Wikipedia e Google sembra che vogliano darsi “battaglia” e puntino ad invadere il terreno dell’altro.

Durante una conferenza stampa tenutasi a luglio Jimmy Wales affermò che uno dei futuri progetti sarebbe stato la realizzazione di un motore di ricerca “umano” basato sulle logiche che sono alla base di Wikipedia.
Dal canto suo Google è in procinto di dare in pasto agli utenti del web il suo nuovo progetto: Knol.

Se da un lato Wikipedia ha mostrato alcune lacune originate dalle manipolazioni delle informazioni a causa all’anonimato degli editor, dall’altro Knol non sembra suscitare simpatia da parte del popolo del web.

È sufficiente ricercare in Google il termine Knol per comprendere quanto questo nuovo progetto faccia discutere di se e scateni le polemiche.

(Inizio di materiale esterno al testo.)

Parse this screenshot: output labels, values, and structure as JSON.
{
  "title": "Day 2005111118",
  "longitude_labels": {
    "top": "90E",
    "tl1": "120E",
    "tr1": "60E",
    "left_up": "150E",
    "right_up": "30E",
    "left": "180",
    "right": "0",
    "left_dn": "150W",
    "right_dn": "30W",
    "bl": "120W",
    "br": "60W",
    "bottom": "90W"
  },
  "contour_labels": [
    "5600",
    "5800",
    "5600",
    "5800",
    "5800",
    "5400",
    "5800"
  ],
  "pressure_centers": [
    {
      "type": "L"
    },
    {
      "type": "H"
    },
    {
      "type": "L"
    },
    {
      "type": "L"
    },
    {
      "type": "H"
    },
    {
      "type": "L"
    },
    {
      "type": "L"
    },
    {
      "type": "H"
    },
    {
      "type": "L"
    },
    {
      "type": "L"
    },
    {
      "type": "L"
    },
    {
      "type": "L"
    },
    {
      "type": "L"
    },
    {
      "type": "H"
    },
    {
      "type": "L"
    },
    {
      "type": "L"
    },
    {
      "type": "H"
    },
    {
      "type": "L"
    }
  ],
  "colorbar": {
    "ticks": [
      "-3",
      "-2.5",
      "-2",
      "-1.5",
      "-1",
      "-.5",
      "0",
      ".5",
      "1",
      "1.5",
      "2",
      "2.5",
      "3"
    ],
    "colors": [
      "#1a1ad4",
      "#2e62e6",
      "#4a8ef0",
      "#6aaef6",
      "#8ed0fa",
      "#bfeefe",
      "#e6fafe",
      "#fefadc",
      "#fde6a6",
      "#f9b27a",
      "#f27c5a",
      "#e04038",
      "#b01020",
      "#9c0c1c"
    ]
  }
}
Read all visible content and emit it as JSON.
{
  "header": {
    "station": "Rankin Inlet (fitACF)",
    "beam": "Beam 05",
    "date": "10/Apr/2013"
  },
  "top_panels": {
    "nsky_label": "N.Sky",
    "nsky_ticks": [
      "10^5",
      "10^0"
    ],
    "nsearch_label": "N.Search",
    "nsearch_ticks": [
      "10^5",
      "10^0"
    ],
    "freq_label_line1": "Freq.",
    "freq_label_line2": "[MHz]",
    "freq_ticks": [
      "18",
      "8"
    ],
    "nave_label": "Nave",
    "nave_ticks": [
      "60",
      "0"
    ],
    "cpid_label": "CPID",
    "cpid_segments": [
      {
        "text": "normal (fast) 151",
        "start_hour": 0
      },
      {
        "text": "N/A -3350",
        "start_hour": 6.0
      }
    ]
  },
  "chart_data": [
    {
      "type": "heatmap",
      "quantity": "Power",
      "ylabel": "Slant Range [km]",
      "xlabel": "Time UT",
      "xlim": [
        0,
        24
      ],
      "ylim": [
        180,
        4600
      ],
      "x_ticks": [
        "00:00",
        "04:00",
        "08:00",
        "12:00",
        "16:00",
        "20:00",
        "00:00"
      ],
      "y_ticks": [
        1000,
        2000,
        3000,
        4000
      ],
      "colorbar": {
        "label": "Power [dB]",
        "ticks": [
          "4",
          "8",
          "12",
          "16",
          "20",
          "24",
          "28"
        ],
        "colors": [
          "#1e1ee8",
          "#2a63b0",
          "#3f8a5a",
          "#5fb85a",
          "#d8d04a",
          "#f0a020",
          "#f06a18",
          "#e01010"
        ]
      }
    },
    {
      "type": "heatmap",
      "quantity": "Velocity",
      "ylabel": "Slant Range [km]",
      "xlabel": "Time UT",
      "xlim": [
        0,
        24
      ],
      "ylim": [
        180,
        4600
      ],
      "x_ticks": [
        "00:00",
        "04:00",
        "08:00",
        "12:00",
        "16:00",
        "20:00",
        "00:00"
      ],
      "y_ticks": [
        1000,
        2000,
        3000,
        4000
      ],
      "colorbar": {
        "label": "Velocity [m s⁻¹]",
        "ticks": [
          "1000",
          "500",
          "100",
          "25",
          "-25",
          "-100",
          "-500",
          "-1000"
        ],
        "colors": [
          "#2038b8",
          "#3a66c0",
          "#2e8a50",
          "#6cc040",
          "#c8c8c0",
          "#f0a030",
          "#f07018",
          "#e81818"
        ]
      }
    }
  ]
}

Google non inventa nulla ma ripropone con il suo “stile” quanto è già esistente in rete

Google tramite il progetto Knol rimpiazzerà la collaborazione (elemento basilare di Wikipedia) con la competizione.

Questo non susciterà simpatie in chi crede ancora nella condivisone “pura” del sapere.

Wikipedia è la più grande enciclopedia esistente al mondo, duplicarla anche se con parametri e caratteristiche diverse è un enorme dispendio di energie e risorse. Inoltre, a differenza di Wikipedia, Knol porrà al centro dell’enciclopedia non i contenuti ma piuttosto gli autori.
Gli editor avranno un ruolo basilare in quanto attraverso la firma si assumeranno le responsabilità dei contenuti pubblicati e otterranno fama e probabilmente soldi attraverso gli annunci inseriti
Si può supporre che esortare i singoli individui, attraverso l’inserimento dei loro dati nella scheda dell’articolo, sia una scelta utilissima per incentivare l’editing dei vari argomenti, ma Knol potrebbe risultare poco pratico.
Cosa succederà nel momento in cui diversi utenti faranno la stesura di un identico argomento sviluppato con opinioni contrastanti dato che alla base del progetto Knol non vi è nessuna selezione di contenuti?
Come risulterà questa enciclopedia on line se esisteranno per un unico argomento articoli “cloni” ?

Il futuro posizionamento potrebbe creare dei seri problemi a Google. Quando Knol avrà la dimensione dei contenuti di Wikipedia chi dei due avrà la posizione migliore nelle serp? Google sarà “imparziale” nel restituire i risultati?

Jimmy Wales, fondatore di Wikipedia, è scettico di fronte al nuovo progetto di Google: “Mi chiedo se Knol possa generare contenuti di qualità. Mi pare che gli articoli manchino di equilibrio, non hanno il tono neutrale di quelli di Wikipedia e non incentivano la collaborazione fra gli utenti, ma puntano alla competizione”.

Non bisogna essere eccessivamente maliziosi per comprendere che Google Knol sarà un’ennesima base su cui depositare annunci AdSense.
Tutto fa supporre che si punti ad una conoscenza monetizzabile, la pubblicità all’interno delle varie schede degli autori saranno i nuovi introiti del motore di ricerca californiano.

Google dovrebbe avere come obiettivo quello di creare un algoritmo sempre migliore per il monitoraggio della rete e non creare contenuti che andranno a sommarsi a quelli già presenti.

Il vero motivo per cui verrà realizzato questo nuovo progetto è il fatto che Wikipedia non è in vendita e Google non può assorbirla.

Sicuramente Knol avrà successo in quanto il brand è molto potente e quindi ha la capacità di trainare e supportare qualsiasi idea. Inoltre attirerà moltissimi utenti che trascinati dal possibile guadagno scriveranno volentieri i contenuti che saranno riversati in Knol

Allo stesso tempo Knol potrebbe essere una progetto controproducente.

Wikipedia è un simbolo della conoscenza condivisa, “spodestarla” non sarà facile, inoltre Google renderà evidente la sua natura commerciale.

La scelta migliore sarebbe stata una qualche forma di collaborazione tra Google e Wikipedia, che rappresenta in rete l’esempio più lampante di collaborazione tra utenti e al di fuori di qualsiasi business.